Göcklingen

Göcklingen Panoramabild von Göcklingen
Vorlesen

Altes christliches Brauchtum wird weiter gepflegt.

Eine gesellschaftliche Handlung mit langjährigem Wiederholungscharakter als Bestandteil des Alltags bezeichnet man als Brauchtum. Die Verbindung zwischen Brauchtum und Religion ist für alle Kulturen schon früh bezeugt.

Ein solcher Brauch ist der Würz-oder Gewürzwisch, den die katholische Kirche am Fest Maria Himmelfahrt - 15. August - als "Kräuterweihe" feiert. Der Gewürzwisch ist ein Gebinde aus Heilkräutern und Gewürzpflanzen, die in früheren Jahren oft zur Heilung und Linderungen von Krankheiten von Mensch und Tier in verschiedenen Formen eingesetzt, aber auch in der Küche zur Verfeinerung von Speisen verwendet wurden. Außerdem hatten sie einen religiösen Hintergrund. In gesegnetem Zustand sollten sie vor Unheil wie Blitz und Hagel schützen.
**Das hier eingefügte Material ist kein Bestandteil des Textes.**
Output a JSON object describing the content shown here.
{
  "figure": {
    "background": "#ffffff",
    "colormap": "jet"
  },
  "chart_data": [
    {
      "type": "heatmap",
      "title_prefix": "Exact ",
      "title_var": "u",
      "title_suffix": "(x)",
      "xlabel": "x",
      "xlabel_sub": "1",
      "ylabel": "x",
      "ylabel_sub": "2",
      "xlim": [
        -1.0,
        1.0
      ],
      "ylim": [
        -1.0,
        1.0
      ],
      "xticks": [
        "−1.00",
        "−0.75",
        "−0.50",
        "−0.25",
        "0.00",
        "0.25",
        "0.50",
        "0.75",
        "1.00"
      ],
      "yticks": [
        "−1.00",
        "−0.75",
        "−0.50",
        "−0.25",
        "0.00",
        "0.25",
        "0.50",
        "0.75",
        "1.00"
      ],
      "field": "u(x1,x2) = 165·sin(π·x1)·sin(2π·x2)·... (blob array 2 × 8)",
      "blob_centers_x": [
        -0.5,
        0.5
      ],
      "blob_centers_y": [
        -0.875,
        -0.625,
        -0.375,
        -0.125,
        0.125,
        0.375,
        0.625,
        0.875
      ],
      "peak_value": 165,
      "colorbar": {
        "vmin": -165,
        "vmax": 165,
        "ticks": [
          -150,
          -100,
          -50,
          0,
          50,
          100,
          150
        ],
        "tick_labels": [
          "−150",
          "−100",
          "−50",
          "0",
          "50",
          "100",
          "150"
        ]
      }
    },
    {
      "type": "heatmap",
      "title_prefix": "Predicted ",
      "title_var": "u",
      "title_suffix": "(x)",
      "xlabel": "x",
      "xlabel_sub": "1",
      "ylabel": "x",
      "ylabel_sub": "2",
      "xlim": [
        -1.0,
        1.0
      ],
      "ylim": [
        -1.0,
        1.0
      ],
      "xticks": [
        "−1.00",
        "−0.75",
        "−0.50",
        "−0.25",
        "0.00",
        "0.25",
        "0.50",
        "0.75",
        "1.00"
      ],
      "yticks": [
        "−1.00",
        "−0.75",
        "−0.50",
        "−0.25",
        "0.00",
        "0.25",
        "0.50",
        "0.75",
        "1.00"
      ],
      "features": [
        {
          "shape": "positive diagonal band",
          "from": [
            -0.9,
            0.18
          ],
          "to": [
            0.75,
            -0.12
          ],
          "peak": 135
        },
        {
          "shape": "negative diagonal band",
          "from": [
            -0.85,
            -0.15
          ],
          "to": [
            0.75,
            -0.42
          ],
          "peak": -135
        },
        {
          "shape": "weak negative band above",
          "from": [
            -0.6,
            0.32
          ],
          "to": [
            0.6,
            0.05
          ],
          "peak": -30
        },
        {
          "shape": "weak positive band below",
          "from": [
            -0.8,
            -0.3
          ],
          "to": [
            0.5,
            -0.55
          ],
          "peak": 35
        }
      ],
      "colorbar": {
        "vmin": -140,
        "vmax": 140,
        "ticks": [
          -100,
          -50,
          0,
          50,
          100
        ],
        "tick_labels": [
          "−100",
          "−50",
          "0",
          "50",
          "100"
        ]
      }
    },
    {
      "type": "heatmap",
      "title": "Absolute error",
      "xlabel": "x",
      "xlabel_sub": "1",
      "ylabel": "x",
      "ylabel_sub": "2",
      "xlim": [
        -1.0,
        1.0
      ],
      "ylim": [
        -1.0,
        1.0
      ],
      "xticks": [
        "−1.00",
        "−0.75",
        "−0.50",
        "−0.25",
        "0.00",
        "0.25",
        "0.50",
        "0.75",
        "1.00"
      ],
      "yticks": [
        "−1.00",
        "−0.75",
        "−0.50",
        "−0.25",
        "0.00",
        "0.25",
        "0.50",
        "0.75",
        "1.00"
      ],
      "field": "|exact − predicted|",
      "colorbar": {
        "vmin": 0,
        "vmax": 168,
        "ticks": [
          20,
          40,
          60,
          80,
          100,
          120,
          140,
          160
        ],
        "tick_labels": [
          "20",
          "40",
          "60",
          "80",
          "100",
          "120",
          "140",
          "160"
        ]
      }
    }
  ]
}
In Göcklingen wird der Brauch des Gewürzwischbindens von der KFD besonders gepflegt. Nach dem Grund befragt, haben die Verantwortlichen folgende Erklärung parat:

"Viele Menschen haben keine Zeit mehr, Kräuter zu sammeln und einen Strauß zu binden. Außerdem kennen die jüngeren Leute die Pflanzen nicht mehr. Da sind wir vor etwa 20 Jahren in die Bresche gesprungen. Die einzelnen in freier Natur wachsenden Pflanzen, wie "Odermennig, Osterluzei, Tausendguldenkraut, Stechäpfel, Bluttröpfchen usw." werden meist einen Tag zuvor gesammelt. Die Gartenpflanzen und - Kräuter bringen am Tag des Bindens, meist am Vortag des Festes - die Frauen aus eigenem Garten oder aus der Nachbarschaft mit. Zu erwähnen wären beispielsweise "Königskerze, Stockrose, (Malve) Weinraute, Wermut, Beifuß und viele andere. Die Zusammenstellung des Gewürzstraußes und die Pflanzen-(Trivial) Namen sind regional ja lokal sehr unterschiedlich, deuten aber manchmal auf ihre Wirkung hin. So wird der Hasenklee botanisch: "Trifolium arvense" auch "Herrgottschuh" oder "Stopfarsch" genannt. Auf diese Weise kommen etwa 60 bis 79 Würzwische zusammen, die am Ende des Gottesdienstes, bei dem sie gesegnet werden, gegen eine freiwillige Spende abgegeben werden. Der Bedarf wird von Jahr zu Jahr größer. Die KFD ist ehrenamtlich tätig. Der Erlös geht immer an ein gemeinnütziges Hilfsprojekt. Außerdem tragen wir dazu bei, dass der schöne Brauch nicht in Vergessenheit gerät."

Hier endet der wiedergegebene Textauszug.